Reporting Thresholds and Economic Impact

The materiality threshold for the criterion ‘clients, financial counterparts and transactions’ shall be met where any of the following conditions is met: a) the number of affected clients is higher than 10% of all clients using the affected service; or b) the number of affected clients is higher than 100,000 clients using the affected service; […] (Final Report on Draft) Regulatory Technical Standards specifying the criteria for the classification of ICT related incidents, materiality thresholds for major incidents and significant cyber threats under DORA, page 26

This excerpt emphasizes the significance of client impact in quantifying a cyber incident, outlining specific thresholds that must be considered when determining a major ICT-related incident.
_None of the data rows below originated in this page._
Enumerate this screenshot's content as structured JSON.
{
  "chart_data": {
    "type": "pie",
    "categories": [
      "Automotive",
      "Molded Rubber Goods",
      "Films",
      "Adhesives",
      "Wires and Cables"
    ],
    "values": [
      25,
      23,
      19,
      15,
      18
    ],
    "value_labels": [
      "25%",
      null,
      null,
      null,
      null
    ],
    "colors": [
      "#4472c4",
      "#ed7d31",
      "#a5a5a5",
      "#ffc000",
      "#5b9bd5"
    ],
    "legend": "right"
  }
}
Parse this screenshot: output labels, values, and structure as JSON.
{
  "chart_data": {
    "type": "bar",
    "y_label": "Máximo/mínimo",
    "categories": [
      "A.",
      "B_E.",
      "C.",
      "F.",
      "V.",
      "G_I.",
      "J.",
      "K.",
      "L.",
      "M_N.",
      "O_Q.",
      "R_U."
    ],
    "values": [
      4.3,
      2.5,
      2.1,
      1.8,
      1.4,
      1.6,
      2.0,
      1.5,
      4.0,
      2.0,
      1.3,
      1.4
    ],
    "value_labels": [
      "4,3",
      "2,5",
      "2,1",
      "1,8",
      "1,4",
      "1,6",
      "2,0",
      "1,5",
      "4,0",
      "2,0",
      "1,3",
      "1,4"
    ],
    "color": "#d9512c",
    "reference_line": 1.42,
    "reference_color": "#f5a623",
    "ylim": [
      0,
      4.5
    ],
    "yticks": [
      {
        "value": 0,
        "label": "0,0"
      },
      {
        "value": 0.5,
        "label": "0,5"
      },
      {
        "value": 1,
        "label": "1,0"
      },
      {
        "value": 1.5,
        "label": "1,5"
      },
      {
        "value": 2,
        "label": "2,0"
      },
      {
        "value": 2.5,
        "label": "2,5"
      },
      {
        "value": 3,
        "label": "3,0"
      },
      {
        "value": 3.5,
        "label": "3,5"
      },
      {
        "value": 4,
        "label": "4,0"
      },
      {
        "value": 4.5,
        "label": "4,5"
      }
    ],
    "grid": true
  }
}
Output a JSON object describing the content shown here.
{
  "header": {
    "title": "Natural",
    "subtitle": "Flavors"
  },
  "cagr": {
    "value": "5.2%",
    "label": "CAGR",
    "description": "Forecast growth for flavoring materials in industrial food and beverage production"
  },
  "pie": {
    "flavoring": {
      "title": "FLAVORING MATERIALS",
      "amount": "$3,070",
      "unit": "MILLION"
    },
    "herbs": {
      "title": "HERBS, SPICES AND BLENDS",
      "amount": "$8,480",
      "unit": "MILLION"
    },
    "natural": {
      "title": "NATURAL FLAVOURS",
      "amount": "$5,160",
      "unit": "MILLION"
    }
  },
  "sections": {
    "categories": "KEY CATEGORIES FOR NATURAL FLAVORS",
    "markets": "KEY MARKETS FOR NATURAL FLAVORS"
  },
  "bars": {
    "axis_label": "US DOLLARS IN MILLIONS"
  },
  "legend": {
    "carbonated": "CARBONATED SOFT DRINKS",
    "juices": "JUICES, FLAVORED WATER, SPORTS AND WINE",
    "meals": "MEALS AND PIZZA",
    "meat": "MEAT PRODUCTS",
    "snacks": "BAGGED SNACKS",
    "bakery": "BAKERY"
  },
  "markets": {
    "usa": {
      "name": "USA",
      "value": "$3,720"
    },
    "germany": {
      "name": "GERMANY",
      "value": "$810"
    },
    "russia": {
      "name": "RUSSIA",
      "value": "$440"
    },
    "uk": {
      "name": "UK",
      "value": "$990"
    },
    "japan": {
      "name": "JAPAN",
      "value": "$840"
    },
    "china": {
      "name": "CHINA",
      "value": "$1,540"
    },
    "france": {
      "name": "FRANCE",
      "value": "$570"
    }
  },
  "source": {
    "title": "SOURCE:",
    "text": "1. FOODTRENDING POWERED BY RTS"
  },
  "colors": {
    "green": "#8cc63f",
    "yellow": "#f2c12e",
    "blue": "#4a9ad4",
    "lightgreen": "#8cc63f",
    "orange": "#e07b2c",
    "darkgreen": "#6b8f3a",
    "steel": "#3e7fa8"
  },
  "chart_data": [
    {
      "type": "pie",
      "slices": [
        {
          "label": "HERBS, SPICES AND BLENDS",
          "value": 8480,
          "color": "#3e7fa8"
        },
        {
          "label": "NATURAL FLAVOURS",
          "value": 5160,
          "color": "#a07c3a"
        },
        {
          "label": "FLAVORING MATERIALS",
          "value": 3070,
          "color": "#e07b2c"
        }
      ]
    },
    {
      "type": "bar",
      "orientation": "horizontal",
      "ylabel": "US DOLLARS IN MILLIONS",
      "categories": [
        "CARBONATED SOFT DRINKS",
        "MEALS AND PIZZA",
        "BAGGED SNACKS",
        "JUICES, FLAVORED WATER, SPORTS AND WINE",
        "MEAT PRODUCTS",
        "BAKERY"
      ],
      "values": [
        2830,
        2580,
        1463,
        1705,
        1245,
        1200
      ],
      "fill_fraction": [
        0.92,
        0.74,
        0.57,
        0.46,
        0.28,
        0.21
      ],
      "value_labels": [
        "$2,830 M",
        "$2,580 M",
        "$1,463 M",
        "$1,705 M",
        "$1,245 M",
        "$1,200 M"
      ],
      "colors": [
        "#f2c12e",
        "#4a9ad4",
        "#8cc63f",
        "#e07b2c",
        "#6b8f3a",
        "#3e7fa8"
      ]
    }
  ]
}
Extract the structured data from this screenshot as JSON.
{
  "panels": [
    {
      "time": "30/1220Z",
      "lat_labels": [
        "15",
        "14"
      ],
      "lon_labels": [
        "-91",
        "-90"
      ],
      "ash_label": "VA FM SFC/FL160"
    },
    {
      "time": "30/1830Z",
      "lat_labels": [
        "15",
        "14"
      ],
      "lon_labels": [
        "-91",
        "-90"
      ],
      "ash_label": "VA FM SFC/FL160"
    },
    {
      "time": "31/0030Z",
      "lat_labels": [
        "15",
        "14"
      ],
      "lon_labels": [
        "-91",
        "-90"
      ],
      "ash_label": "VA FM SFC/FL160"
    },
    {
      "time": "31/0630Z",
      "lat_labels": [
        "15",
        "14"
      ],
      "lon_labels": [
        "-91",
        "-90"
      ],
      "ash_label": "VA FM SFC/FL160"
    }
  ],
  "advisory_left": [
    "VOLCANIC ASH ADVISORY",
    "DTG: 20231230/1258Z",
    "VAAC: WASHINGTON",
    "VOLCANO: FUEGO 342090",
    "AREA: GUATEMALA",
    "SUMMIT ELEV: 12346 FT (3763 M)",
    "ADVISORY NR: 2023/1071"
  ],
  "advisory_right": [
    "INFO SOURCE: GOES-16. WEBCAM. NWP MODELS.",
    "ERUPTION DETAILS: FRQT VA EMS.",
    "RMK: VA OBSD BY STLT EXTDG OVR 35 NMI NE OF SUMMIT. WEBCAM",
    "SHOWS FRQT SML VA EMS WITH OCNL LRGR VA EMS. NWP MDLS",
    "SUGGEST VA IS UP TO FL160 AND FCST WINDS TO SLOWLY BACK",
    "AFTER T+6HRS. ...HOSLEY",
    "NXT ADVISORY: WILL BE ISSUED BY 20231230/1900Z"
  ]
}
It enables your bank to discern whether the cyber attack’s scope necessitates reporting, an essential step in aligning with DORA’s incident response procedures.

The materiality threshold of the economic impact criterion in accordance with Article 7 shall be met where the costs and losses incurred by the financial entity from the major incident have exceeded or are likely to exceed EUR 100,000. (Final Report on Draft) Regulatory Technical Standards specifying the criteria for the classification of ICT related incidents, materiality thresholds for major incidents and significant cyber threats under DORA, page 28

This directive provides an economic perspective on incident materiality, where financial losses exceeding EUR 100,000 trigger major incident classification. It equips your institution with a clear financial benchmark for evaluating and potentially reporting the incident’s ramifications under DORA.

Reputational Impact Considerations

Any impact set out in Article 2 a) to d) shall be considered as meeting the threshold of the reputational impact criterion. (Final Report on Draft) Regulatory Technical Standards specifying the criteria for the classification of ICT related incidents, materiality thresholds for major incidents and significant cyber threats under DORA, page 27

Reputational impact is a nuanced but critical aspect of incident assessment. This provision stresses the need to appreciate a broad range of effects beyond mere operational and economic outcomes. It is a reminder of the importance of considering reputation within the bank’s overall incident reporting process.

Management of Recurring Non-major Incidents

Recurring incidents that individually do not constitute a major incident shall be considered as one major incident where the incidents meet all of the following conditions: a) the incidents have occurred at least twice within 6 months; […] (Final Report on Draft) Regulatory Technical Standards specifying the criteria for the classification of ICT related incidents, materiality thresholds for major incidents and significant cyber threats under DORA, page 28

The repetition of smaller-scale incidents can collectively equal a major incident, according to the above criterion. This informs your ongoing risk assessment strategies by highlighting the need to monitor and possibly report recurring ICT-related issues that could escalate in significance when viewed in aggregate.

Supplemental Reporting Protocols

Understanding precise criteria and applying specific materiality thresholds is critical when reporting cyber incidents. The provisions offer a legal backbone for meticulous incident documentation and reporting, a fundamental aspect of adherence to DORA’s mandates. Each step of the reporting protocol must be executed with precision, ensuring that every reported incident meets the stipulated conditions.

Conclusion

The details derived from the aforementioned regulatory technical standards supplement the initial DORA-related guidance by stipulating explicit thresholds and criteria for major incident classification and reporting. These additional insights fortify the bank’s incident response plan and aid in cultivating a structured, compliant approach to managing and disclosing significant cyber threats.